22. O direito
O presente recurso tem por objecto a decisão do Tribunal Administrativo e Fiscal de Braga que julgou improcedente o incidente de justo impedimento invocado pela recorrente com vista a justificar a apresentação extemporânea das alegações de recurso da sentença proferida nos autos de impugnação judicial.
O Meritíssimo Juiz do Tribunal a quo alicerçou a sua decisão, no essencial, na seguinte argumentação: “ (….) A Requerente, neste particular, alega não ter sido notificada do despacho de admissão de recurso, limitando-se a referir, sem junção de qualquer prova, que na mesma morada exerce a sua actividade profissional uma outra Advogada com o mesmo nome de I(…) C(…). Ora, mesmo que relevassem os factos invocados pela Requerente, certo é que não foi junta com o requerimento apresentado qualquer prova do alegado, como se impunha, atento o disposto no art. 146º, nº 2 do CPC, pelo que o requerido sempre claudicaria, por falta de demonstração dos factos em que se alicerça a pretensão da Requerente.
De qualquer modo, e mesmo que se viesse a demonstrar a existência de outra Advogada com escritório na mesma morada da Ilustre Mandatária da Impugnante e com o mesmo nome profissional, o que teria originado erros na entrega de correspondência, certo é que tal circunstancialismo impunha à Mandatária da Requerente maior zelo e diligência por forma a não existirem falhas na entrega da correspondência.

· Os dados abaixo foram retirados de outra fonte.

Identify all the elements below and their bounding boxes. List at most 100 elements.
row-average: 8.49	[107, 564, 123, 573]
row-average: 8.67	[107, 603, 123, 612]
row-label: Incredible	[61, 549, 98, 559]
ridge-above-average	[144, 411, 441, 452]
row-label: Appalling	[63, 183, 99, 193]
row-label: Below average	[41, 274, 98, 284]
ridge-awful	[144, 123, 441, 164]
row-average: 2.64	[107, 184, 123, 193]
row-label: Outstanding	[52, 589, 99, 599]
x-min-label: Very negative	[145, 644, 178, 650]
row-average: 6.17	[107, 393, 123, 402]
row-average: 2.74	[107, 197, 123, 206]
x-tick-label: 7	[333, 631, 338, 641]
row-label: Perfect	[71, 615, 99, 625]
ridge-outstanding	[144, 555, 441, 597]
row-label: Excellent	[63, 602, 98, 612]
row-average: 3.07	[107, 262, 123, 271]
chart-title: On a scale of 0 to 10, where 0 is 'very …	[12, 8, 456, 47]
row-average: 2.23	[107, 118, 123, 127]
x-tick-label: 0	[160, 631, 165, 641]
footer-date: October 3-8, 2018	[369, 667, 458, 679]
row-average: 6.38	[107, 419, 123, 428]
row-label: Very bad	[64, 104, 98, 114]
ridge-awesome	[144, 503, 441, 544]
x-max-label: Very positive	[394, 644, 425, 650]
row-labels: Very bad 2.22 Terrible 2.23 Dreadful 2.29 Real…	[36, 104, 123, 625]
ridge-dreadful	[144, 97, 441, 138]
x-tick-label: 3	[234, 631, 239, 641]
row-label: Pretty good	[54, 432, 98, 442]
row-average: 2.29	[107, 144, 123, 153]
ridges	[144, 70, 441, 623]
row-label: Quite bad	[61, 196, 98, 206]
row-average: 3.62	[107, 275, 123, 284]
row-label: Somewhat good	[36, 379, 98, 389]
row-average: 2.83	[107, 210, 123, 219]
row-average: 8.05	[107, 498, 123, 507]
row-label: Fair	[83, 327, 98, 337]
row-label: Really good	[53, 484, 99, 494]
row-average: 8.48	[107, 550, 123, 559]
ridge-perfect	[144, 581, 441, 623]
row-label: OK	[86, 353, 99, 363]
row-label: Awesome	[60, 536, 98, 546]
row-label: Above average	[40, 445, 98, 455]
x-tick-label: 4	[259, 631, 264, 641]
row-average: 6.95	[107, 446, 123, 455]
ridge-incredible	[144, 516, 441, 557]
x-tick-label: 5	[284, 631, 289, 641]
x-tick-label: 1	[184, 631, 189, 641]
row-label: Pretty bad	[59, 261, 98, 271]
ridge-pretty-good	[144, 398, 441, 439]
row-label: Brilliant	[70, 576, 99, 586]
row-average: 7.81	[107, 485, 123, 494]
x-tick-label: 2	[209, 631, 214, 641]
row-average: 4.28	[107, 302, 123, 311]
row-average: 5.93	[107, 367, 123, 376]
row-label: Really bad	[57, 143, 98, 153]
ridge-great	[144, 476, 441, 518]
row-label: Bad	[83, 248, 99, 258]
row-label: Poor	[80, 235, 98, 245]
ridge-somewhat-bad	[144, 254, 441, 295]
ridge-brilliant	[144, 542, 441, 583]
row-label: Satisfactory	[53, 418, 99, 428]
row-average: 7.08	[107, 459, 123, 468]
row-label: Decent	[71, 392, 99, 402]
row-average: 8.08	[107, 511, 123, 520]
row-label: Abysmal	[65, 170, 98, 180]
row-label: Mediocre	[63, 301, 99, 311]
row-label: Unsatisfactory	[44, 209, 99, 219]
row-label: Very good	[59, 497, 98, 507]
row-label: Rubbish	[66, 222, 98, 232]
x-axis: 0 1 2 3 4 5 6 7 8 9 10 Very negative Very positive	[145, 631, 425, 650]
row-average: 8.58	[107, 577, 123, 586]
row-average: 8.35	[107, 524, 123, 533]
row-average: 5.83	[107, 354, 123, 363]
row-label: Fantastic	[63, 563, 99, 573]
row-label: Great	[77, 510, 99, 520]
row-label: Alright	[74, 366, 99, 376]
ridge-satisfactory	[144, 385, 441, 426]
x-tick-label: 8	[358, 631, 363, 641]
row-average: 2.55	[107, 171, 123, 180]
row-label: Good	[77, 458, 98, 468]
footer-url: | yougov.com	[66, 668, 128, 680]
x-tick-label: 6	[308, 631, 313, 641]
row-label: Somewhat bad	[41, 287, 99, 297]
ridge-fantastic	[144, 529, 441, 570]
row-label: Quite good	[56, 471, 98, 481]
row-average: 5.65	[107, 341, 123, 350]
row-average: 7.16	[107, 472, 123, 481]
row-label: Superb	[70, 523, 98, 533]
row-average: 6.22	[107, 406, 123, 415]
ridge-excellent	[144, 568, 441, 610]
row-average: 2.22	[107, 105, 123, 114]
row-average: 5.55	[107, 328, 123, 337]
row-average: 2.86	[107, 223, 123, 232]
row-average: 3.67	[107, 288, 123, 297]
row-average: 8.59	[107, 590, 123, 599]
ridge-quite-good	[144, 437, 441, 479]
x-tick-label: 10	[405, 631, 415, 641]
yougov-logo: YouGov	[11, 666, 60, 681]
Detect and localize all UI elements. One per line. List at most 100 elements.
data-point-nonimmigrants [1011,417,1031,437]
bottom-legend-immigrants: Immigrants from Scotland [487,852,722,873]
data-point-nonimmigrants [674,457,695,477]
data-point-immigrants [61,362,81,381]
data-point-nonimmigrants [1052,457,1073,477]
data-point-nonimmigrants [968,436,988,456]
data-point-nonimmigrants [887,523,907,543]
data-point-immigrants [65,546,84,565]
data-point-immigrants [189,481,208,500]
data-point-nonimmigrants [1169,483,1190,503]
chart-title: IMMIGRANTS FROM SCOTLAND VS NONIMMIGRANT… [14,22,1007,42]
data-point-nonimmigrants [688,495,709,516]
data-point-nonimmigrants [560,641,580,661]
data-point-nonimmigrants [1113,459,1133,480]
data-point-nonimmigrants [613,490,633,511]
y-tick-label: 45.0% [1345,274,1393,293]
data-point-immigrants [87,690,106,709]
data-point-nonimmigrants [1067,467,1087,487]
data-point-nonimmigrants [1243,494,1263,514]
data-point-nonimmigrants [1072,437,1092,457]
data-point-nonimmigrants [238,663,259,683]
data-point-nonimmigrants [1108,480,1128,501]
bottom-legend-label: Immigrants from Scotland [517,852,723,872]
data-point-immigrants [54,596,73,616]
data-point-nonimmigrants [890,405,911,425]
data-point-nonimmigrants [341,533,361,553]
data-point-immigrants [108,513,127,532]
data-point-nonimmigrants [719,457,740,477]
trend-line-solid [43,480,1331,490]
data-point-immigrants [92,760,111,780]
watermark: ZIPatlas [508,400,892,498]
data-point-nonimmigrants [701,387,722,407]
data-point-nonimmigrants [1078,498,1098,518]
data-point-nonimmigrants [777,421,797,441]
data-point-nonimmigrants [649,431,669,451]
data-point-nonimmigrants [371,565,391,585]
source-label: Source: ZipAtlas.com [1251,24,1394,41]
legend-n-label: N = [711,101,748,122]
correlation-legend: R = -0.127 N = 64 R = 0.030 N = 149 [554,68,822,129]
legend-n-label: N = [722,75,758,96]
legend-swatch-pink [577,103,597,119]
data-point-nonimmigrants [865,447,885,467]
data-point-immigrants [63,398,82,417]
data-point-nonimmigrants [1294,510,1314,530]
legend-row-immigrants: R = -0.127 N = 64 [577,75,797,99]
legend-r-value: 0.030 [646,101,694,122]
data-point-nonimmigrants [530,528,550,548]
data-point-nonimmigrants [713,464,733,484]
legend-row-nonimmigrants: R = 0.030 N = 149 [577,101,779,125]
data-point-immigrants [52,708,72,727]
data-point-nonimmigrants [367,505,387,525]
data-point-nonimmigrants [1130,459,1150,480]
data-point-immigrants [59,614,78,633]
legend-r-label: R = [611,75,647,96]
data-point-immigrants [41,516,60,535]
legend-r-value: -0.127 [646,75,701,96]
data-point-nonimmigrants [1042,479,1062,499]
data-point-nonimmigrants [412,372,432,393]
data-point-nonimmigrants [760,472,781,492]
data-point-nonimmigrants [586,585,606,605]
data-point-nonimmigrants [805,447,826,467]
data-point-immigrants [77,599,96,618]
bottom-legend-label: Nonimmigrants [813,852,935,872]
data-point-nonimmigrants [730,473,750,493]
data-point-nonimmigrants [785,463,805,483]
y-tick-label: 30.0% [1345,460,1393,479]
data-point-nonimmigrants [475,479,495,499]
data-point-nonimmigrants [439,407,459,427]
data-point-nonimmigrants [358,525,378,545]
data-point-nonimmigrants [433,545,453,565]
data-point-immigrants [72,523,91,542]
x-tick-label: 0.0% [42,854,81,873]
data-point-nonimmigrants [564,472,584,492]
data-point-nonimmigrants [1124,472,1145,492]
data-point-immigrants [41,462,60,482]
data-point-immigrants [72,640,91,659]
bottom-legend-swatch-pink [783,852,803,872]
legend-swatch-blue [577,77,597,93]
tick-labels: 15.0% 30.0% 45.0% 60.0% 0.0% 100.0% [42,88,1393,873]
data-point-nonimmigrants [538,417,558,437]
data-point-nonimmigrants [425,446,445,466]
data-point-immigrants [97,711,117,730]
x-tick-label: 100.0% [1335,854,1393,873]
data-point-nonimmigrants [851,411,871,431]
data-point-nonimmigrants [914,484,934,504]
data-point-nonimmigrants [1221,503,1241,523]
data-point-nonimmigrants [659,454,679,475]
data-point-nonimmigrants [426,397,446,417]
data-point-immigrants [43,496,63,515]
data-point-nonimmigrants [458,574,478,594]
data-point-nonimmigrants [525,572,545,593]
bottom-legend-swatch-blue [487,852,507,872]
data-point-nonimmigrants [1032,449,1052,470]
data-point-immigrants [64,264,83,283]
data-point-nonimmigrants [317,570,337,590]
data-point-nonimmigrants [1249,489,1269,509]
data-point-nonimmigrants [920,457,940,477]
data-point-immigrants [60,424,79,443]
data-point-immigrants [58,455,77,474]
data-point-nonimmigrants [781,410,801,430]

Com efeito, a eventual existência na mesma morada de dois advogados com nome profissional idêntico, constitui facto que, num quadro normalidade e previsibilidade, poderá potenciar a existência de erros na distribuição de correspondência; e por tais erros se mostrarem previsíveis, é exigível a um Advogado zeloso, que tome cautelas em ordem a, por um lado, mitigar o perigo do descaminho da correspondência, sendo-lhe também exigível maior atenção e acompanhamento quanto aos prazos em curso, o que hoje em dia até resulta facilitado atenta a desmaterialização de grande parte dos processos judiciais. (…) Nesta medida, sempre a pretensão da Requerente estaria votada ao insucesso, e ainda que tivesse demonstrado os factos em que firma o seu pedido.”
Diga-se, desde já, que concordamos inteiramente com o assim decidido.
E, em bom rigor, nem a recorrente ataca a consistente argumentação aduzida pelo Meritíssimo Juiz do Tribunal Administrativo e Fiscal de Braga na sua decisão, limitando-se nas conclusões de recurso a (i) insistir que não foi notificada do despacho de admissão de recurso [conclusão I]; (ii) referir que o seu interesse e intenção de recorrer resultavam evidentes da sua postura nos autos, porquanto apresentou recurso quanto à outra sentença referente a IRC, cuja matéria era idêntica à destes autos e tinha sido objecto de uma audiência única de julgamento e ser mais útil recolher duas decisões sobre os mesmos factos do que apenas uma [conclusões II a V] e que só por acidente na comunicação do despacho que admitiu o recurso é que o mesmo não foi interposto [conclusão VI].
Ora, de acordo com o disposto no artigo 146º, n.º 1, do CPC, “considera-se justo impedimento o evento não imputável à parte nem aos seus representantes ou mandatários, que obste à prática atempada do acto”. A colocação da parte, do seu representante e do mandatário na mesma posição visa impedir que cada um deles se possa desculpar, perante a parte contrária, com a culpa do outro; e segundo o n.º 2 do mesmo normativo, o requerente apresentará logo a respectiva prova, sendo-lhe concedida a possibilidade de praticar o acto em falta, depois de ouvida a parte contrária, se o impedimento for julgado verificado.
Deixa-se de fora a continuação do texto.